Le corps des janissaires était également distinct des autres troupes contemporaines parce qu'ils étaient payés même en temps de paix, où ils servaient de gendarmes et de pompiers[6].

Leur habileté au combat, notamment dans leur efficacité en tant que fusiliers à pied, surpassait alors celle de la cavalerie équipée d'épées et de lances[7]. Ils adoptèrent les armes à feu dès le XVe siècle, et sont presque entièrement équipés de mousquets au XVIe siècle. Ils étaient également experts dans le lancer de grenades et dans le maniement des arquebuses[2].
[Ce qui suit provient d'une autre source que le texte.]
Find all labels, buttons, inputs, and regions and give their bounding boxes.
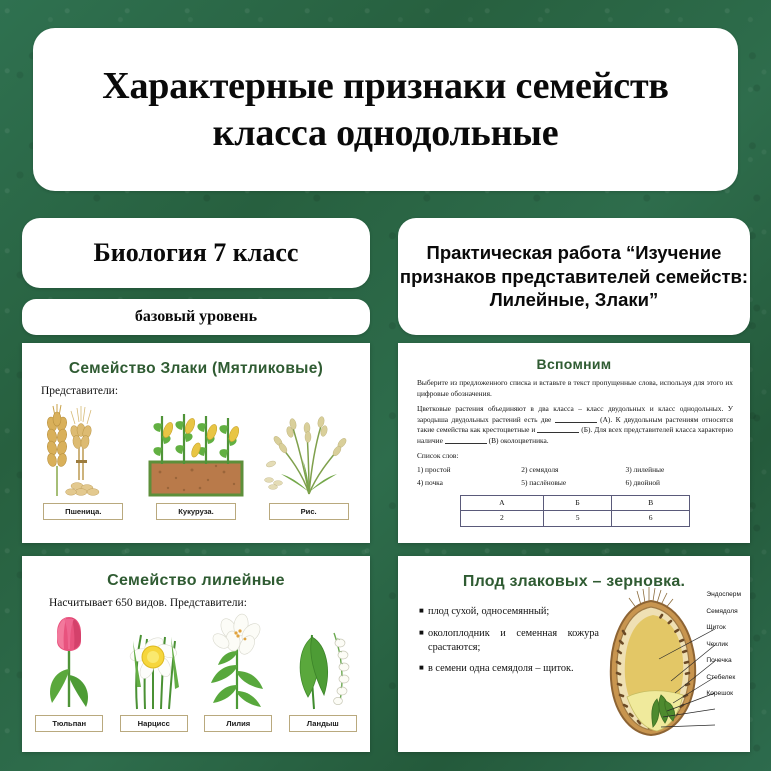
tulip-icon <box>34 611 104 711</box>
recall-body: Выберите из предложенного списка и встав… <box>417 378 733 527</box>
rice-icon <box>259 402 359 498</box>
table-header-cell: А <box>461 495 544 511</box>
lilies-figure-row <box>27 611 365 711</box>
table-row: А Б В <box>461 495 690 511</box>
grasses-subtitle: Представители: <box>41 385 365 397</box>
word-list-row: 4) почка 5) паслёновые 6) двойной <box>417 478 733 489</box>
grain-bullet-list: ■ плод сухой, односемянный; ■ околоплодн… <box>419 605 599 684</box>
grasses-title: Семейство Злаки (Мятликовые) <box>27 360 365 378</box>
list-item: ■ в семени одна семядоля – щиток. <box>419 662 599 676</box>
word-item: 4) почка <box>417 478 521 489</box>
word-item: 2) семядоля <box>521 465 625 476</box>
slide-recall[interactable]: Вспомним Выберите из предложенного списк… <box>398 343 750 543</box>
task-part-4: (В) околоцветника. <box>489 436 549 445</box>
subject-label: Биология 7 класс <box>94 238 299 268</box>
plant-label: Кукуруза. <box>156 503 236 520</box>
lilies-subtitle: Насчитывает 650 видов. Представители: <box>49 597 365 609</box>
word-list-title: Список слов: <box>417 451 733 462</box>
table-value-cell: 6 <box>612 511 690 527</box>
list-item: ■ околоплодник и семенная кожура срастаю… <box>419 627 599 655</box>
plant-label: Рис. <box>269 503 349 520</box>
word-list: Список слов: 1) простой 2) семядоля 3) л… <box>417 451 733 489</box>
diagram-label: Щиток <box>706 620 741 637</box>
word-item: 5) паслёновые <box>521 478 625 489</box>
plant-label: Нарцисс <box>120 715 188 732</box>
table-value-cell: 2 <box>461 511 544 527</box>
level-card: базовый уровень <box>22 299 370 335</box>
level-label: базовый уровень <box>135 308 257 326</box>
lilies-label-row: Тюльпан Нарцисс Лилия Ландыш <box>27 715 365 732</box>
lily-icon <box>203 611 273 711</box>
slide-grasses[interactable]: Семейство Злаки (Мятликовые) Представите… <box>22 343 370 543</box>
answer-blank-b <box>537 432 579 433</box>
bullet-square-icon: ■ <box>419 662 428 676</box>
lily-of-the-valley-icon <box>288 611 358 711</box>
plant-label: Пшеница. <box>43 503 123 520</box>
recall-task: Цветковые растения объединяют в два клас… <box>417 404 733 446</box>
corn-icon <box>146 402 246 498</box>
plant-label: Ландыш <box>289 715 357 732</box>
practical-work-card: Практическая работа “Изучение признаков … <box>398 218 750 335</box>
grasses-label-row: Пшеница. Кукуруза. Рис. <box>27 503 365 520</box>
bullet-text: околоплодник и семенная кожура срастаютс… <box>428 627 599 655</box>
lilies-title: Семейство лилейные <box>27 572 365 590</box>
plant-label: Лилия <box>204 715 272 732</box>
table-row: 2 5 6 <box>461 511 690 527</box>
page-title: Характерные признаки семейств класса одн… <box>33 63 738 156</box>
answer-table: А Б В 2 5 6 <box>460 495 690 528</box>
daffodil-icon <box>119 611 189 711</box>
table-value-cell: 5 <box>543 511 612 527</box>
diagram-label: Стебелек <box>706 670 741 687</box>
plant-label: Тюльпан <box>35 715 103 732</box>
word-list-row: 1) простой 2) семядоля 3) лилейные <box>417 465 733 476</box>
word-item: 3) лилейные <box>626 465 730 476</box>
answer-blank-a <box>555 422 597 423</box>
table-header-cell: Б <box>543 495 612 511</box>
diagram-label: Чехлик <box>706 637 741 654</box>
subject-card: Биология 7 класс <box>22 218 370 288</box>
table-header-cell: В <box>612 495 690 511</box>
grasses-figure-row <box>27 400 365 498</box>
answer-blank-v <box>445 443 487 444</box>
word-item: 1) простой <box>417 465 521 476</box>
bullet-square-icon: ■ <box>419 605 428 619</box>
main-title-card: Характерные признаки семейств класса одн… <box>33 28 738 191</box>
recall-intro: Выберите из предложенного списка и встав… <box>417 378 733 399</box>
diagram-label: Семядоля <box>706 604 741 621</box>
diagram-label: Эндосперм <box>706 587 741 604</box>
bullet-text: в семени одна семядоля – щиток. <box>428 662 599 676</box>
wheat-icon <box>33 402 133 498</box>
diagram-label: Почечка <box>706 653 741 670</box>
list-item: ■ плод сухой, односемянный; <box>419 605 599 619</box>
bullet-square-icon: ■ <box>419 627 428 655</box>
grain-diagram-labels: Эндосперм Семядоля Щиток Чехлик Почечка … <box>706 587 741 703</box>
word-item: 6) двойной <box>626 478 730 489</box>
slide-page: Характерные признаки семейств класса одн… <box>0 0 771 771</box>
practical-work-label: Практическая работа “Изучение признаков … <box>398 241 750 312</box>
slide-lilies[interactable]: Семейство лилейные Насчитывает 650 видов… <box>22 556 370 752</box>
bullet-text: плод сухой, односемянный; <box>428 605 599 619</box>
diagram-label: Корешок <box>706 686 741 703</box>
slide-grain[interactable]: Плод злаковых – зерновка. ■ плод сухой, … <box>398 556 750 752</box>
recall-title: Вспомним <box>403 356 745 372</box>
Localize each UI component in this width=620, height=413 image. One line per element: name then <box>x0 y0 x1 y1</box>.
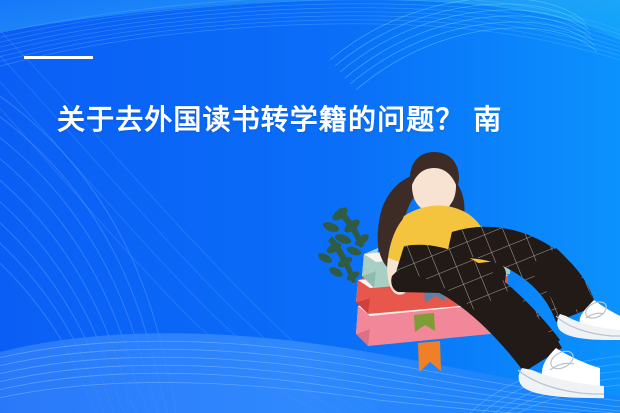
figure <box>378 152 620 398</box>
page-title: 关于去外国读书转学籍的问题？ 南 <box>57 103 617 137</box>
student-illustration <box>0 0 620 413</box>
bookmark-orange <box>418 341 441 372</box>
title-divider-rule <box>24 56 93 59</box>
promo-banner: 关于去外国读书转学籍的问题？ 南 <box>0 0 620 413</box>
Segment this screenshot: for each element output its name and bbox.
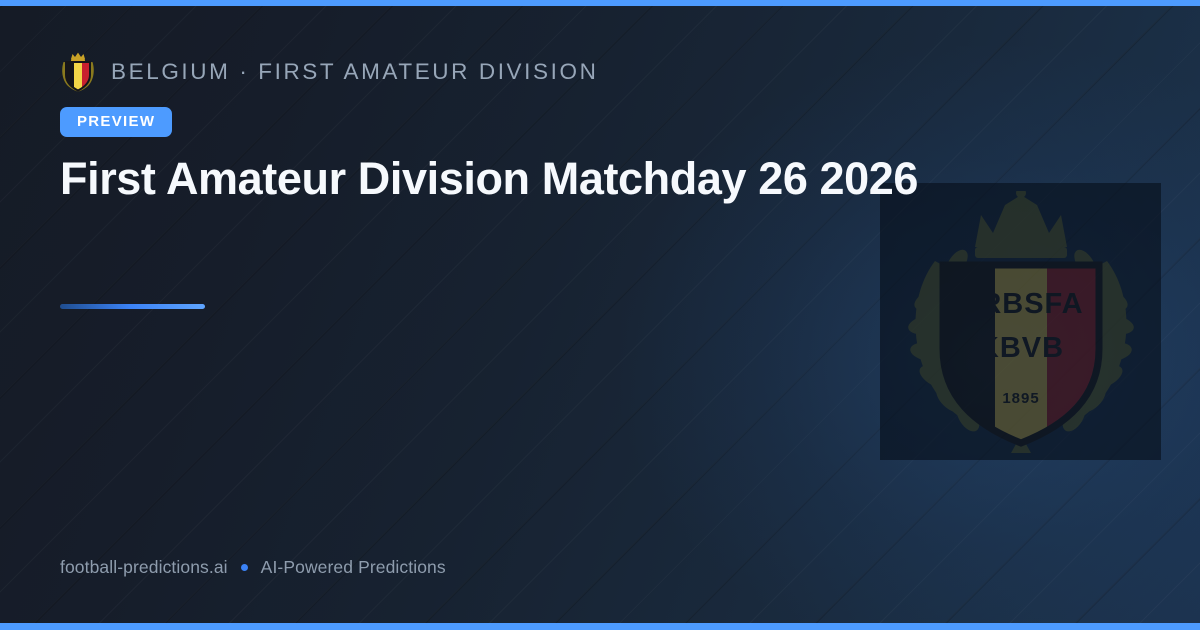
- title-accent-bar: [60, 304, 205, 309]
- footer-tagline: AI-Powered Predictions: [261, 557, 446, 578]
- page-title: First Amateur Division Matchday 26 2026: [60, 152, 985, 206]
- league-breadcrumb-label: BELGIUM · FIRST AMATEUR DIVISION: [111, 59, 598, 85]
- og-preview-card: URBSFA KBVB 1895: [0, 0, 1200, 630]
- footer-site-name: football-predictions.ai: [60, 557, 228, 578]
- card-content: BELGIUM · FIRST AMATEUR DIVISION PREVIEW…: [60, 6, 1200, 623]
- footer: football-predictions.ai AI-Powered Predi…: [60, 557, 446, 578]
- belgium-fa-crest-icon: [60, 52, 96, 92]
- dot-icon: [241, 564, 248, 571]
- status-badge: PREVIEW: [60, 107, 172, 137]
- league-breadcrumb: BELGIUM · FIRST AMATEUR DIVISION: [60, 52, 598, 92]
Leur nombre passe de huit mille au début du XIVe siècle à plus de 100 000 au XIXe siècle. Initialement contraints au célibat et à la vie de caserne, ils voient les règles s'assouplir au fil du temps[8].

Ils interférent régulièrement dans les processus de succession pour défendre leurs intérêts, contraignant certains sultans à abdiquer et assassinant même l'un d'eux, Osman II en 1622. En 1826, Mahmoud II ordonne leurs exécutions par le reste de l'armée ottomane et des dizaines de milliers d'entre eux sont tués.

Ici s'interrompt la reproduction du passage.